The Master Note Purchase Agreement includes financial covenants and other customary terms and conditions for debt of this type. The
most restrictive of these is a fixed charge coverage ratio test, as described above. Under the terms of the Note Purchase Agreement, the
company may not allow its ratio of EBITDAR to fixed charges to drop below 1.50 on a rolling four quarter basis . The maturity date for the
debt may be accelerated upon the occurrence of various Events of Default, including breaches of the agreement, certain cross-
default situations,
certain bankruptcy related situations, and other customary events of default for debt of this type.
In anticipation of our new Master Note Purchase Agreement discussed above, we entered into a First Amendment to Note Purchase
Agreement with respect to an existing Note Purchase Agreement dated as of March 1, 2002. We closed on the amendment on April 7, 2005.

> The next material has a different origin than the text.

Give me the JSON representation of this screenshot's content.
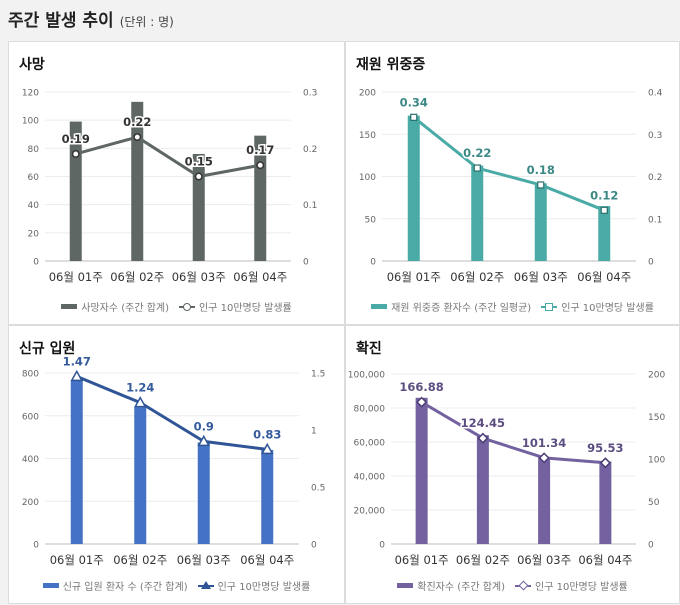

The amendment modified certain financial covenants so that they would be more consistent with the financial covenants in the new Master
Note Purchase Agreement.
Fiscal Year 2004
In the second quarter of fiscal year 2004, we entered into an $11.9 million term loan related to our Salt Lake City Distribution Center. The
loan has a rate of 7.16 percent and matures in November of fiscal year 2011.
Acquisitions
Acquisitions are discussed throughout Management’s Discussion and Analysis in this Item 7, as well as in Note 3 to the Consolidated
Financial Statements in Part II, Item 8 of this Form 10-K. The most significant of these acquisitions relates to the purchase of the hair
restoration centers; refer to Note 3 of the Consolidated Financial Statements for related pro forma information. The remainder of the
acquisitions, individually and in the aggregate, was not material to our operations. The acquisitions were funded primarily from operating cash
flow, debt and the issuance of common stock.